Outra justificativa apresentada pelo deputado é a possível perda de empregos, redução nas exportações e queda na arrecadação de impostos caso a carne cultivada em laboratório ganhe espaço no mercado. Empresas que descumprirem a lei proposta enfrentariam multas substanciais e a destruição de seus produtos e equipamentos de pesquisa.

Enquanto o deputado argumenta em favor da proibição, muitos especialistas e entidades têm se manifestado contra a iniciativa. O Good Food Institute (GFI), uma organização que promove alternativas à proteína animal, afirma que a proposta de Medeiros é uma tentativa de restringir a inovação com argumentos infundados. Eles destacam que a carne cultivada não busca substituir a carne convencional, mas diversificar o setor agropecuário.

A Embrapa, uma empresa pública vinculada ao Ministério da Agricultura do Brasil, lidera pesquisas para o desenvolvimento de carne de frango cultivada em laboratório. Segundo a instituição, a pesquisa e inovação são essenciais para enfrentar desafios como a fome e a crescente demanda por alimentos.

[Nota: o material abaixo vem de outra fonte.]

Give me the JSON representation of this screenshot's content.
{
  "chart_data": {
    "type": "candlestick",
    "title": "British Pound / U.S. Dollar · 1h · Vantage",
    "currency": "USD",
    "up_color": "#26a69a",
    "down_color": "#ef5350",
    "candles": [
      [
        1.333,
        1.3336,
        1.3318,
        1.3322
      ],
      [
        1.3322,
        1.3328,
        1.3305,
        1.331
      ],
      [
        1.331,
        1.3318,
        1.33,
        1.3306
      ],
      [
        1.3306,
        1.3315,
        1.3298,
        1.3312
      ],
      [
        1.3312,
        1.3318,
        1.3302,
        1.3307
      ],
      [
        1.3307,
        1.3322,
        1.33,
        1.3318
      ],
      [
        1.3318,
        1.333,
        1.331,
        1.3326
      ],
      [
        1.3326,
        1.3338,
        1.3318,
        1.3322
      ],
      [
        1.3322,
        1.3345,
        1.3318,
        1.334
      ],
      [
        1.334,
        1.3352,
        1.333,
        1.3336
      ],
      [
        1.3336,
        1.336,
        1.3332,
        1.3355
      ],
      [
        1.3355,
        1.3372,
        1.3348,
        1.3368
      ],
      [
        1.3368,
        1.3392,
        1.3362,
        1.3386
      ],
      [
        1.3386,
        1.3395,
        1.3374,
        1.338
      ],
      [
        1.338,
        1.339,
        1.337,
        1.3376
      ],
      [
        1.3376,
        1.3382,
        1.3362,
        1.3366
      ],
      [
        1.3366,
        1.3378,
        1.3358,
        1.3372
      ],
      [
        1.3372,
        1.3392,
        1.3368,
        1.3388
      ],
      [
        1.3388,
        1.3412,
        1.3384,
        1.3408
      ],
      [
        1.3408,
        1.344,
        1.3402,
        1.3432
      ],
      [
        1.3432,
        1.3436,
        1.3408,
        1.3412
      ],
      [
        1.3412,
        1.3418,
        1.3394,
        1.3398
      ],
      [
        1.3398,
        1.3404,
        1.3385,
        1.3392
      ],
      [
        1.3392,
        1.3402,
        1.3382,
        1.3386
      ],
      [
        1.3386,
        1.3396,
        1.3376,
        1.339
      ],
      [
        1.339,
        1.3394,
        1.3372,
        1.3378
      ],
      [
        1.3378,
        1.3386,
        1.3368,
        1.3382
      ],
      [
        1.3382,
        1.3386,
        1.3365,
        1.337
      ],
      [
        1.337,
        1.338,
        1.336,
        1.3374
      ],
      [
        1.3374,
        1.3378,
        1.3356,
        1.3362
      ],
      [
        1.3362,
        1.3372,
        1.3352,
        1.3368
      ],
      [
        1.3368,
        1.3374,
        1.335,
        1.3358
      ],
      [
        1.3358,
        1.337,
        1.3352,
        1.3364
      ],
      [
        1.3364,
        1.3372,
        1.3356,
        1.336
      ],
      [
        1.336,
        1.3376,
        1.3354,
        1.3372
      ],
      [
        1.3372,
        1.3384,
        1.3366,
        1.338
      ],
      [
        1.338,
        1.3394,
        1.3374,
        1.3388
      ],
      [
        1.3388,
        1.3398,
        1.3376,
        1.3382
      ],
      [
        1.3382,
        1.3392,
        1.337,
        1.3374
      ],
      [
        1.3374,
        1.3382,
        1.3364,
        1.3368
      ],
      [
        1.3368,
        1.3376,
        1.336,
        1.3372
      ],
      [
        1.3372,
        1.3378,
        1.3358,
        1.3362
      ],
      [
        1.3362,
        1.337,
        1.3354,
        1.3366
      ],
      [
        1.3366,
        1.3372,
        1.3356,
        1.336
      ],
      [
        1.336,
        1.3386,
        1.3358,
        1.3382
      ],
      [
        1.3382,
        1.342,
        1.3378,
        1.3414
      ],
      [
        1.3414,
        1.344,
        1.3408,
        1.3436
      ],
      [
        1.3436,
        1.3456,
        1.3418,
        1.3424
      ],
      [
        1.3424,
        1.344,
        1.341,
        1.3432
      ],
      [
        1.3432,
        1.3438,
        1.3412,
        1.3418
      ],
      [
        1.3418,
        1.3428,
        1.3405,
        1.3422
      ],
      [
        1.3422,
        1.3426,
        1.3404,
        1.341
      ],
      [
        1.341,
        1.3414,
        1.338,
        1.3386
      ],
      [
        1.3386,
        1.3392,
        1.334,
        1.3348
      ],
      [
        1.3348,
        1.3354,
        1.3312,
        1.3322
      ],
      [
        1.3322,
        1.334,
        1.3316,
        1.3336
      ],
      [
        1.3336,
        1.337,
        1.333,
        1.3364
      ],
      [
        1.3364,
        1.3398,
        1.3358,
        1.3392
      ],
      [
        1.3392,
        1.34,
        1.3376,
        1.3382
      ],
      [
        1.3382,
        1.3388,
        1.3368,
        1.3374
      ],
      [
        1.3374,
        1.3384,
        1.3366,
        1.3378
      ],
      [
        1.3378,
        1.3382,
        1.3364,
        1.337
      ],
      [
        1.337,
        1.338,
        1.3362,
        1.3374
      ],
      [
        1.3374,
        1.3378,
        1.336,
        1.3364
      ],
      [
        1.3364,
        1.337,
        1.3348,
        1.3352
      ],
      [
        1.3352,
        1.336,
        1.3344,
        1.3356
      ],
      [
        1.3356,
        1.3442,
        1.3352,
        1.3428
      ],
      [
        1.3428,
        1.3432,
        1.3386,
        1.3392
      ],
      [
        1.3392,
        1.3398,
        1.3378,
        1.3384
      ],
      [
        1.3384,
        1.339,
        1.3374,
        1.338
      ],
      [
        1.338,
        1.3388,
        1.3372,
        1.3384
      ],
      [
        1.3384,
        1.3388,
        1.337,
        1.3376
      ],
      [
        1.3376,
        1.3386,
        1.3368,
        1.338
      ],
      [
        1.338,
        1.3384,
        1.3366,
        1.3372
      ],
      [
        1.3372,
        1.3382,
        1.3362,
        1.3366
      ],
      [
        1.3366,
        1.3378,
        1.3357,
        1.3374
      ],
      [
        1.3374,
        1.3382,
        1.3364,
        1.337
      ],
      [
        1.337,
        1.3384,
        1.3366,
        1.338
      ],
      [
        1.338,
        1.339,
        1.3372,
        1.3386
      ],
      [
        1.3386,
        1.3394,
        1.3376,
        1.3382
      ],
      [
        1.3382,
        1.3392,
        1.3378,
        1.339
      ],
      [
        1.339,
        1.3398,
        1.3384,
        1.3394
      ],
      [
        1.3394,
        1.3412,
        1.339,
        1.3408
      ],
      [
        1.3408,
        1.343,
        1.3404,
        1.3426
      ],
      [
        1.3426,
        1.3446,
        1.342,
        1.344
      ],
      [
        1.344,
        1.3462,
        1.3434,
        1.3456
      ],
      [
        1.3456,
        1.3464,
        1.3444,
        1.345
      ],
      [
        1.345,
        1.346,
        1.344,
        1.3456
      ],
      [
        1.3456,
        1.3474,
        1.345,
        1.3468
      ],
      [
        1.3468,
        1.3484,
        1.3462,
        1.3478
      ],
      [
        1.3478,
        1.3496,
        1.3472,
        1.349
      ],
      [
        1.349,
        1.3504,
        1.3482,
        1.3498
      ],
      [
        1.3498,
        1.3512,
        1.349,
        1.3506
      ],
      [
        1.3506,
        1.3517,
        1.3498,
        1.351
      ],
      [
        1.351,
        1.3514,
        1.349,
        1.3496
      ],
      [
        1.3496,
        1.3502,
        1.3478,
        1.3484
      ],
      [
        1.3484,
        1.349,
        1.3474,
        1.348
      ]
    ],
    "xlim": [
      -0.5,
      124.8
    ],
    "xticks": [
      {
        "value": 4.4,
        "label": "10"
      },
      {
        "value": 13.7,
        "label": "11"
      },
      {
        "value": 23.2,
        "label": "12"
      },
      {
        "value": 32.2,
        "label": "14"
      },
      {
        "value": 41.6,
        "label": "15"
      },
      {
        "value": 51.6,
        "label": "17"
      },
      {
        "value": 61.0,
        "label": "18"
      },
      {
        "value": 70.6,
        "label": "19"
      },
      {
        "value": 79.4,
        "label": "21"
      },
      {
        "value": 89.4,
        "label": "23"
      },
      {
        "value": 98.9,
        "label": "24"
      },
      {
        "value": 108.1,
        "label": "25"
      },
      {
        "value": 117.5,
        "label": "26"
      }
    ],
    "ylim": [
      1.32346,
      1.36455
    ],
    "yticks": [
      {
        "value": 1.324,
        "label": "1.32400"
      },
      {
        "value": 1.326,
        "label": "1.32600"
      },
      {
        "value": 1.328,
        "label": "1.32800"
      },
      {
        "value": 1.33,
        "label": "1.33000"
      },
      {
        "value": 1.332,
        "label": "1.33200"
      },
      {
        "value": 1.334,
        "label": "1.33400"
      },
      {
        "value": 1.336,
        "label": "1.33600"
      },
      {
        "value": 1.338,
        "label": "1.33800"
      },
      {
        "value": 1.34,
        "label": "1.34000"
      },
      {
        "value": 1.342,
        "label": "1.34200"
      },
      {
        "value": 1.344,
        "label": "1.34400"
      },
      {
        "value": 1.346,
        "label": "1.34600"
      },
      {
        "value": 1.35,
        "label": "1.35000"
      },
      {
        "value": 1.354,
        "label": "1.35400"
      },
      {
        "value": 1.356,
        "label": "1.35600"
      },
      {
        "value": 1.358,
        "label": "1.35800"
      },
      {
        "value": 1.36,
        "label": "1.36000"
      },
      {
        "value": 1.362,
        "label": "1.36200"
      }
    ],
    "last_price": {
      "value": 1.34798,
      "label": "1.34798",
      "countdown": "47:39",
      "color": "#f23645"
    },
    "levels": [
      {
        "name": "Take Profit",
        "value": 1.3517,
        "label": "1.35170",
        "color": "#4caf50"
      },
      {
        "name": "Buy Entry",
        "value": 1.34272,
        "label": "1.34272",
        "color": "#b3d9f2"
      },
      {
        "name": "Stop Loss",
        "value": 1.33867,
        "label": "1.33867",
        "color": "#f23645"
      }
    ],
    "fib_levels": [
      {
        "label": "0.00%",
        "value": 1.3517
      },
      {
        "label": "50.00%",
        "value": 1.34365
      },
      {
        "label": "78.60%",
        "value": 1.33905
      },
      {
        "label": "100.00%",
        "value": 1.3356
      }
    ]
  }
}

Portanto, o debate em torno da proteína cultivada em laboratório no Brasil envolve questões econômicas, ambientais e de segurança alimentar. À medida que a tecnologia avança, a sociedade brasileira enfrenta a tarefa de equilibrar a inovação com a proteção de suas tradições e indústrias estabelecidas.

Fonte: Texto gerado por ChatGPT, um modelo de linguagem desenvolvido pela OpenAI, com contribuições e correções adicionais do autor. Imagem principal: Depositphotos.